Il y a, au second acte, un charmant duo, chanté par Hermine et Olivier, et un autre plus remarquable encore, que le public a fait répéter à la première représentation. C'est un duo bouffe, et du meilleur style, il est plein d'intentions comiques, et tout pétillant de fines saillies. Le finale de ce second acte offre aussi une phrase très-fraîche et très-distinguée, et l'on est forcé d'admirer l'audace de l'auteur, qui n'a pas craint de la répéter six fois. Il était sûr qu'on ne s'en lasserait point.

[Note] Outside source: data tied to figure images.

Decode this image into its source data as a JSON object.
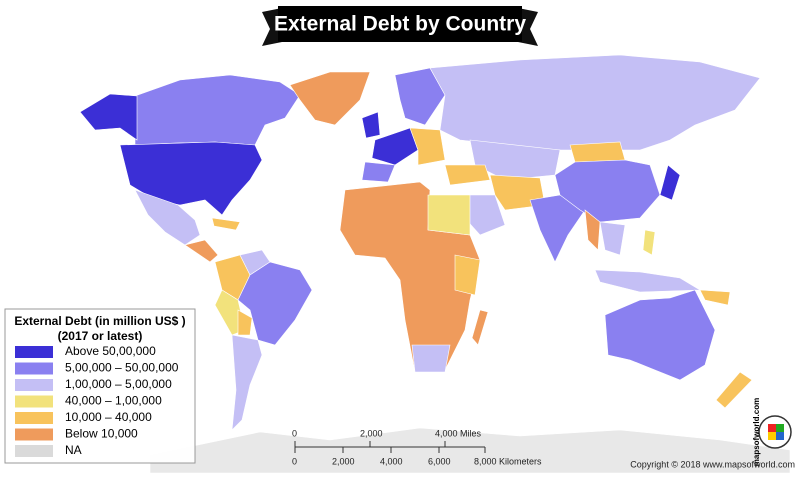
{
  "title": "External Debt by Country",
  "legend": {
    "title": "External Debt (in million US$ )",
    "subtitle": "(2017 or latest)",
    "items": [
      {
        "label": "Above 50,00,000",
        "color": "#3b2fd6"
      },
      {
        "label": "5,00,000 – 50,00,000",
        "color": "#8a80f0"
      },
      {
        "label": "1,00,000 – 5,00,000",
        "color": "#c4bff5"
      },
      {
        "label": "40,000 – 1,00,000",
        "color": "#f2e27c"
      },
      {
        "label": "10,000 – 40,000",
        "color": "#f8c35c"
      },
      {
        "label": "Below 10,000",
        "color": "#ef9b5c"
      },
      {
        "label": "NA",
        "color": "#dadada"
      }
    ]
  },
  "scale": {
    "miles": [
      "0",
      "2,000",
      "4,000 Miles"
    ],
    "kilometers": [
      "0",
      "2,000",
      "4,000",
      "6,000",
      "8,000 Kilometers"
    ]
  },
  "copyright": "Copyright © 2018 www.mapsofworld.com",
  "logo": "mapsofworld.com"
}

L'air chanté par Hermine, au troisième acte, est très-remarquable, il est formé de trois parties opposées d'intention et de caractère; toutes trois sont traitées avec la même verve et le même esprit. Mais quelle science d'harmoniste et quelle habitude de manier les voix n'a-t-il pas fallu pour écrire les trois quintettes du premier acte, où figurent quatre ténors, et celui du second acte, où l'on entend quatre sopranos manœuvrer si aisément, et avec tant de grâce! Un reconnaît bien, à ce dernier morceau, que M. Balfe a fait ses premières armes en Italie!

Signalons, en finissant, le début de M. Hermann-Léon, acteur intelligent, chanteur très-agréable, et qui occupera bientôt à l'Opéra-Comique le rang le plus distingué.